どれも、評判のいいサドルたちです。ただ単に私には合わなかったということだけであり、それほどまでにサドル選びは難しいのです。
Powerサドルに関しては、かなり惜しいところまで来ていました。股間の痛みは問題なかったのですが、坐骨がどうしても痛くなってしまいました。ショートサドル特有のペダリングのしやすさが非常に気に入っていたのですが、泣く泣くサヨナラしました。
サドルの選び方
穴の有無
股間が痺れる場合は、穴あき一択です。
体重の分散具合が変わってくるので、気にならなければ穴がない方がいいでしょう。
座面幅
骨盤の大きさによって、適切な座面幅が変わります。
140mm~160mmが一般的のようです。
長さ
サドル自体の長さです。前乗りしてトルクをかける傾向の人はショートノーズ、
前後移動を頻繁にする人はロングノーズ
クッション性
クッション性はパッドの厚みと関係しています。
高ケイデンスで回す人は、薄めのパッド
トルクをかけて回す人、座骨の痛みが気になる人は、厚めのパッド
レール素材
カーボン素材か金属素材(アルミ・クロモリ等)の違いで、主に重量に差が出てきます。
サドル選びのポイント
人によって何を重視するかは全く異なります。
私の例では、まず股間の痺れが悩みの中心でしたので、穴あきであることが絶対条件でした。そして、次が座骨の痛みですが、これは乗り込んでいけば慣れるという側面もあります。というのは、そもそもポジションが確立していない状態でサドルを変えても、その都度痛みが変わるだけで意味がないからです。まずはポジションを固めて、それでもなお痛みがあればそれに対応するサドルを導入するのが最も理想的だと思います。
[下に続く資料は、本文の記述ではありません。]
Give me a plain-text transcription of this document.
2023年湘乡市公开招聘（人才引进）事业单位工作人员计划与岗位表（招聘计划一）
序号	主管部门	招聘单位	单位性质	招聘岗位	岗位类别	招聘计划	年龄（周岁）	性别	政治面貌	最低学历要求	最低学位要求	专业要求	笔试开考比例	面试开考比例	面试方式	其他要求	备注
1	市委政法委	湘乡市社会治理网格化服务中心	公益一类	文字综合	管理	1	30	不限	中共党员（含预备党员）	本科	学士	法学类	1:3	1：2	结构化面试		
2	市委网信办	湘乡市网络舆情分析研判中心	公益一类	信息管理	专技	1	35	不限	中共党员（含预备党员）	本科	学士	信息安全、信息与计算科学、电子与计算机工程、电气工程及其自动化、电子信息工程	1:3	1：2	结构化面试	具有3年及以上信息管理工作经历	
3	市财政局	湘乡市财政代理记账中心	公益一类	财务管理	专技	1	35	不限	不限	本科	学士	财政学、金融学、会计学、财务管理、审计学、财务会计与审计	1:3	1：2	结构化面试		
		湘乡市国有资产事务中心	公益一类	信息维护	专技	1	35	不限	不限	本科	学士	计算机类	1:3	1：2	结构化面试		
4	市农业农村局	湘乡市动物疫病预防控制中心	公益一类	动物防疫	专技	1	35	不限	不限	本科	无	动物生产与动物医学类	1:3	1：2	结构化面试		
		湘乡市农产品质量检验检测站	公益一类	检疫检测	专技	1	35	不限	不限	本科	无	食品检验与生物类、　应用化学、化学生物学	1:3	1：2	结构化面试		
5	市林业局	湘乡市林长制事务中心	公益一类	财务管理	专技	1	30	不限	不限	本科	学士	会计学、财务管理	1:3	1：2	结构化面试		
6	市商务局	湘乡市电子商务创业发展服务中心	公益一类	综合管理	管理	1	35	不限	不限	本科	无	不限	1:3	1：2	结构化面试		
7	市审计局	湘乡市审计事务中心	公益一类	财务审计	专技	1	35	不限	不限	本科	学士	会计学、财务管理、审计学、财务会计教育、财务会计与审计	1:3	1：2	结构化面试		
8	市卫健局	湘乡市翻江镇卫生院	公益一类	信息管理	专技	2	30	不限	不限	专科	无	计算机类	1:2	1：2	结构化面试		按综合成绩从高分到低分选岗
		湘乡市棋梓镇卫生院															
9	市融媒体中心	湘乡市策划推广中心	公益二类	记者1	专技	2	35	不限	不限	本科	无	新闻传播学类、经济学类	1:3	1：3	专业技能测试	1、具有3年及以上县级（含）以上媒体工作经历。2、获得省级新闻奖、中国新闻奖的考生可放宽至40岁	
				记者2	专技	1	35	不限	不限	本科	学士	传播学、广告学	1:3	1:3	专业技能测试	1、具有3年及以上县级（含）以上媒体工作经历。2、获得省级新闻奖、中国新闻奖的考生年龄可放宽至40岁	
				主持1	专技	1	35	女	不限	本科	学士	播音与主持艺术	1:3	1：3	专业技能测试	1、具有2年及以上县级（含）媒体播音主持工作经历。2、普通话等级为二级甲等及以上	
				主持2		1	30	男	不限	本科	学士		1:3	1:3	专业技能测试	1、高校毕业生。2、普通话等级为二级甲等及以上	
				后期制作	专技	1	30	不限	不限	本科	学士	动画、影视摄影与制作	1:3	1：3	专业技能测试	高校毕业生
しかし、そうはいっても、痛いと乗ることができません。
初めのうちは、「穴の有無」「クッション性」を重視して、自分に合うサドルを選ぶのが効率的だと思います。
フィジークARGOと出会う
ARGOは流行りのショートノーズです。
種類は2つあり、レース志向が「VENTO」で、ファンライド志向が「TEMPO」となっています。
モデル | 幅 | クッション性 | レール | |
VENTO | R1 | 140/150mm | 普通 | カーボンブレイテッド |
R3 | K:iumレール | |||
R5 | S-Alloyレール | |||
TEMPO | R1 | 150/160mm | 高め | カーボンブレイテッド |
R3 | K:iumレール | |||
R5 | S-Alloyレール |
いずれもレール素材の違いによって、モデルが3つあります。
まずは自身の志向からクッション性の違いを選択して、いずれかに絞り込み、そこからレール素材の違いを選択するのがいいでしょう。
私は、沼にはまっている最中でしたので最も安価なARGO TEMPO R5を購入しました。
ショートノーズによるペダリングのしやすさをあきらめず、パワーサドルでは解決できなかった座骨の痛みが軽減でき、私のサドル沼は浅くなった気がします。
(抜け出したとは言っていない)
多くのモデルは1万円台で購入することができますので、パワーサドルにどうしても合わない人は試してみる価値があります。